5. A method of claim 1 wherein the node with the highest meantime between failures value is elected as cluster coordinator.

6. A method as claimed in claim 4 wherein the node with the lowest node ID is elected as cluster coordinator.

7. A method of claim 1 further comprising in case of more than one member node with same mean time between failures value and/or node ID a cluster coordinator is elected randomly.

8. A method of forming a computer cluster comprising:

receiving, at a node, a request to create a dynamic cluster;

electing a cluster coordinator from the member nodes;

assigning packages to the member nodes

wherein the packages are assigned based on a failover weight of the member nodes for a package, the failover weight being based at least partly on a mean time between failures value of a node.

9. A method of claim 8 wherein the failover weight of node for a package is calculated as critical factor of the package over mean time between failures value of a node and package load of the node.

10. A method of claim 9 wherein critical factor of a package is the required degree of package availability.

11. A method of claim 9 wherein the critical factor of a package is the priority of the package relative to other packages in a computer cluster.

12. A method of claim 9 wherein the package load of a node is a function of CPU and I/O overhead introduced by the packages on a node.

13. A method of claim 9 wherein a package is assigned to a node with the highest failover weight for the package.

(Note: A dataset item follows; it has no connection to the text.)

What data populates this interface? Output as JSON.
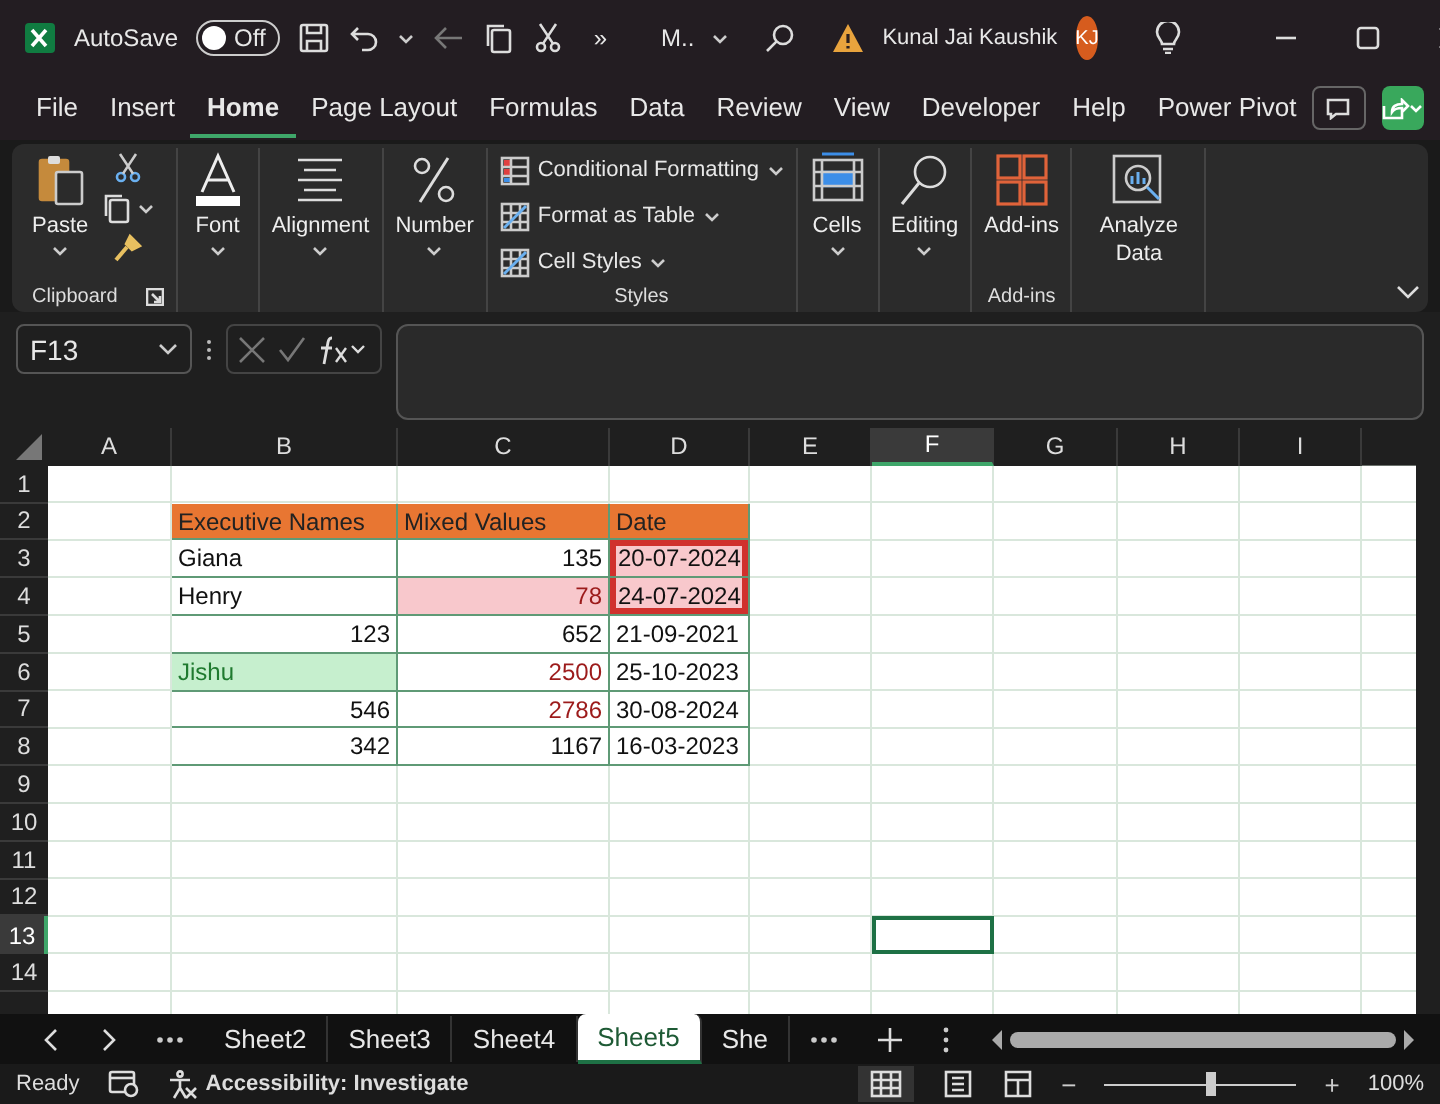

14. A computer program product for clustering, the computer program product comprising storage medium readable by a processing circuit and storing instruction for execution by a processing circuit for performing a method comprising the step of comprising:

receiving, by a node, a request to create a dynamic cluster;

acquiring the required number of member nodes for cluster formation based on a node selection criteria; and

electing a cluster coordinator and assigning the packages on the member nodes;

wherein the cluster coordinator is elected based on the mean time between failures value of the member nodes and/or the packages are assigned based on the failover weight of the node for a package.

15. A computer program product of claim 14 wherein failover weight of a package for a node is calculated as critical factor of the package over mean time between failures value of a node and package load of the node.